Interesting use case, maybe we can create multiple k8s agents for different queues
I’m going to investigate this specific use case and will get back to you
Hey ApprehensiveSeahorse83 , I didn’t forget about you, it’s just a busy time for me; will answer during the day after a couple of more tests on my testing env.
Hi ApprehensiveSeahorse83 , today we released clearml-agent
chart that just installs glue agent. My suggestion is to disable k8s glue and any other agent from the clearml
chart and install more than one clearml-agent
chart in different namespaces. In this way you will be able to have k8s glue for every queue (cpu and gpu).
but the system account key and secret can’t be the same for every installation, no? i need to generate specific one for my installation, no?
if they are in kubernetes you can simply use k8s glue
In this case I suggest to give a try to k8s-glue that is there by default in latest chart version
For now we used a workaround and forked the helm charts repo and we changed in the agents deployment.yaml, instead of taking the key and secret from the clearml-conf secret we take them from another secret we created so the server does not “know” about this new key and secret and does not reset them
for now we used fixed number of cpu agents but it will be better if it was dynamic with glue agent
we already using glue to manage our gpu pods. The agents we use for the pipelines are simple cpu agent.
but I will try to find something good for you
can we use multiple k8s-glue - one for cpu and one for gpu pods?

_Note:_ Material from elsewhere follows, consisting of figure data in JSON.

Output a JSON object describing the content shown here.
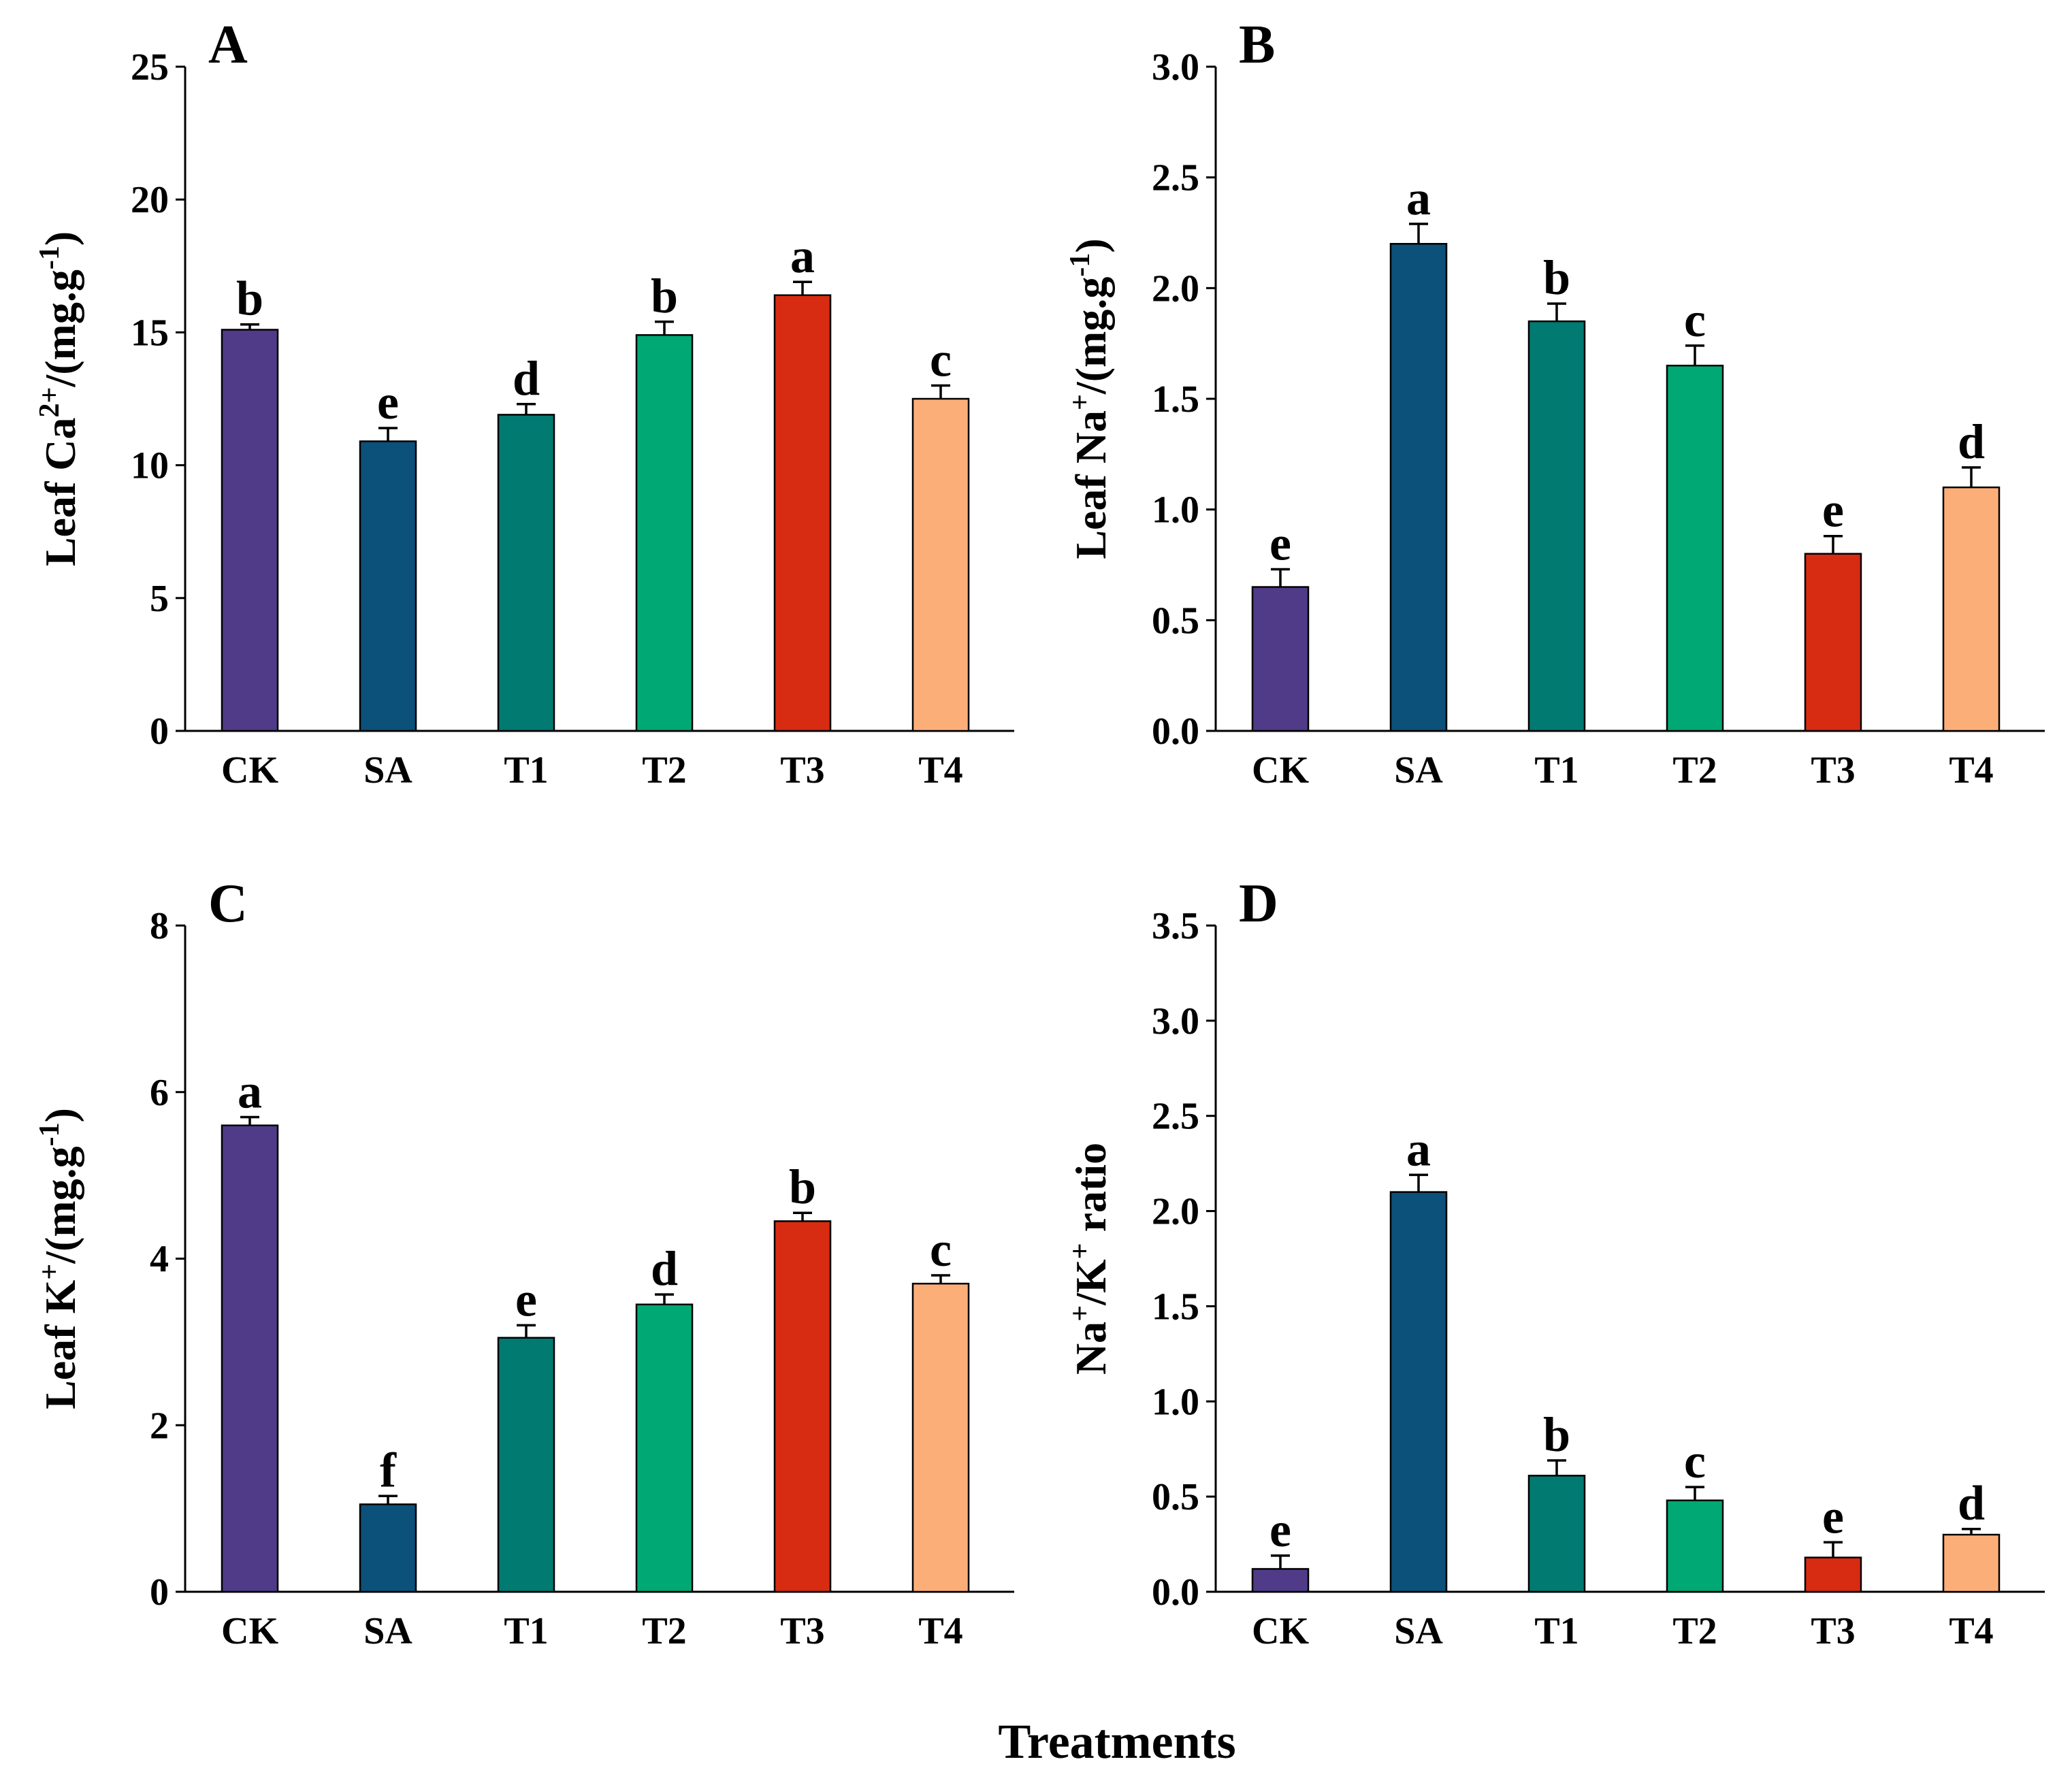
{
  "figure": {
    "x_axis_title": "Treatments",
    "categories": [
      "CK",
      "SA",
      "T1",
      "T2",
      "T3",
      "T4"
    ],
    "colors": [
      "#4F3B87",
      "#0B517A",
      "#017A72",
      "#00A874",
      "#D72B12",
      "#FCAE79"
    ]
  },
  "chart_data": [
    {
      "type": "bar",
      "panel": "A",
      "ylabel_parts": [
        {
          "t": "Leaf Ca",
          "s": ""
        },
        {
          "t": "2+",
          "s": "sup"
        },
        {
          "t": "/(mg.g",
          "s": ""
        },
        {
          "t": "-1",
          "s": "sup"
        },
        {
          "t": ")",
          "s": ""
        }
      ],
      "ylim": [
        0,
        25
      ],
      "yticks": [
        0,
        5,
        10,
        15,
        20,
        25
      ],
      "ytick_labels": [
        "0",
        "5",
        "10",
        "15",
        "20",
        "25"
      ],
      "categories": [
        "CK",
        "SA",
        "T1",
        "T2",
        "T3",
        "T4"
      ],
      "values": [
        15.1,
        10.9,
        11.9,
        14.9,
        16.4,
        12.5
      ],
      "errors": [
        0.2,
        0.5,
        0.4,
        0.5,
        0.5,
        0.5
      ],
      "significance": [
        "b",
        "e",
        "d",
        "b",
        "a",
        "c"
      ]
    },
    {
      "type": "bar",
      "panel": "B",
      "ylabel_parts": [
        {
          "t": "Leaf Na",
          "s": ""
        },
        {
          "t": "+",
          "s": "sup"
        },
        {
          "t": "/(mg.g",
          "s": ""
        },
        {
          "t": "-1",
          "s": "sup"
        },
        {
          "t": ")",
          "s": ""
        }
      ],
      "ylim": [
        0,
        3.0
      ],
      "yticks": [
        0,
        0.5,
        1.0,
        1.5,
        2.0,
        2.5,
        3.0
      ],
      "ytick_labels": [
        "0.0",
        "0.5",
        "1.0",
        "1.5",
        "2.0",
        "2.5",
        "3.0"
      ],
      "categories": [
        "CK",
        "SA",
        "T1",
        "T2",
        "T3",
        "T4"
      ],
      "values": [
        0.65,
        2.2,
        1.85,
        1.65,
        0.8,
        1.1
      ],
      "errors": [
        0.08,
        0.09,
        0.08,
        0.09,
        0.08,
        0.09
      ],
      "significance": [
        "e",
        "a",
        "b",
        "c",
        "e",
        "d"
      ]
    },
    {
      "type": "bar",
      "panel": "C",
      "ylabel_parts": [
        {
          "t": "Leaf K",
          "s": ""
        },
        {
          "t": "+",
          "s": "sup"
        },
        {
          "t": "/(mg.g",
          "s": ""
        },
        {
          "t": "-1",
          "s": "sup"
        },
        {
          "t": ")",
          "s": ""
        }
      ],
      "ylim": [
        0,
        8
      ],
      "yticks": [
        0,
        2,
        4,
        6,
        8
      ],
      "ytick_labels": [
        "0",
        "2",
        "4",
        "6",
        "8"
      ],
      "categories": [
        "CK",
        "SA",
        "T1",
        "T2",
        "T3",
        "T4"
      ],
      "values": [
        5.6,
        1.05,
        3.05,
        3.45,
        4.45,
        3.7
      ],
      "errors": [
        0.1,
        0.1,
        0.15,
        0.12,
        0.1,
        0.1
      ],
      "significance": [
        "a",
        "f",
        "e",
        "d",
        "b",
        "c"
      ]
    },
    {
      "type": "bar",
      "panel": "D",
      "ylabel_parts": [
        {
          "t": "Na",
          "s": ""
        },
        {
          "t": "+",
          "s": "sup"
        },
        {
          "t": "/K",
          "s": ""
        },
        {
          "t": "+",
          "s": "sup"
        },
        {
          "t": " ratio",
          "s": ""
        }
      ],
      "ylim": [
        0,
        3.5
      ],
      "yticks": [
        0,
        0.5,
        1.0,
        1.5,
        2.0,
        2.5,
        3.0,
        3.5
      ],
      "ytick_labels": [
        "0.0",
        "0.5",
        "1.0",
        "1.5",
        "2.0",
        "2.5",
        "3.0",
        "3.5"
      ],
      "categories": [
        "CK",
        "SA",
        "T1",
        "T2",
        "T3",
        "T4"
      ],
      "values": [
        0.12,
        2.1,
        0.61,
        0.48,
        0.18,
        0.3
      ],
      "errors": [
        0.07,
        0.09,
        0.08,
        0.07,
        0.08,
        0.03
      ],
      "significance": [
        "e",
        "a",
        "b",
        "c",
        "e",
        "d"
      ]
    }
  ]
}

regardless of this I probably need to add some more detailed explanations on credentials configs
not urgent after we used the workaround
O k, I’d like to test it more with you; credentials exposed in chart values are system ones and it’s better to not change them; let’s forget about them for now. If you create a new accesskey/secretkey pair in ui, you should use these ones in your agents and they shuld not get overwritten in any way; can you confirm it works without touching credentials
section?
Not sure I understand, you are saying I should not create user credentials and add them in values.yaml at secret.credentials.apiserver and secret.credentials.tests. ?
since the gpu is expensive we want the glue to manage the pods
and then use them in agents if they are external
still need time because I have two very busy days